Dengan demikian terakumulasi bisnis bernilai milyar an dollar. Intinya yang berprestasi akan semakin banyak uangnya.
Kedua sistem ini ngga ada yang salah. Namun agak sulit digabung.
Cara yang kedua ini agak unik karena dengan mengamankan keamanan serta kesehatan tiap kompetisi. Minimal effort, namun sekaligus memberikan kesempatan ekonomi olahraga berkembang.
Kompetisi yang di dorong oleh negara tentunya ada, yaitu kompetisi junior dan atau amatir.
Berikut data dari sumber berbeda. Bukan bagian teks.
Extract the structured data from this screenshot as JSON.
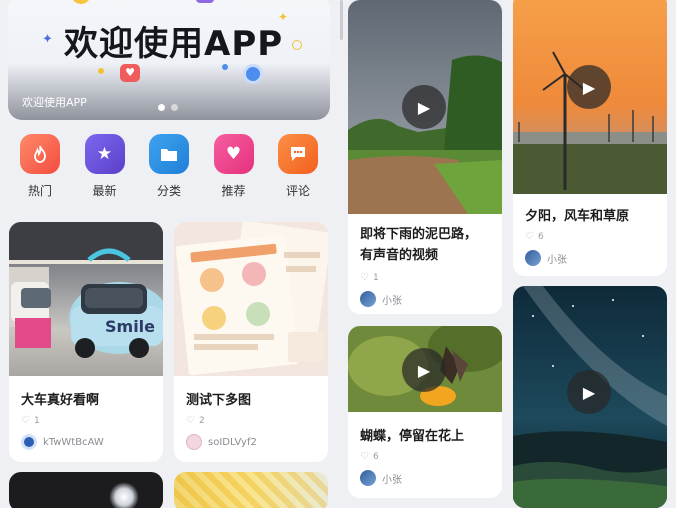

Ini menjadi ajang bagi anak anak Bangsa untuk mulai memperlihatkan bakat mereka. Yang juara akan di tarik ke club (transfer dari club Sekolah /kampus atau club bina an pemda).
Kemudian yg di rekrut akan dibina secara lebih pro oleh club club professionals. Tentunya dengan dukungan sponsor dari dunia industri dalam maupun luar negeri.
Dengan demikian dunia olahraga kira bisa mencapai taraf pembinaan Bottom Up yang optimal. Jika diperlukan kompetisi berbagai Games dunia, tinggal suruh pulang, wajib latihan sebentar lalu main untuk nama baik negara. Setelah itu? Kembali ke club masing-masing dengan segudang kontrak dgn sponsor.
Semoga ini bisa di Wujudkan.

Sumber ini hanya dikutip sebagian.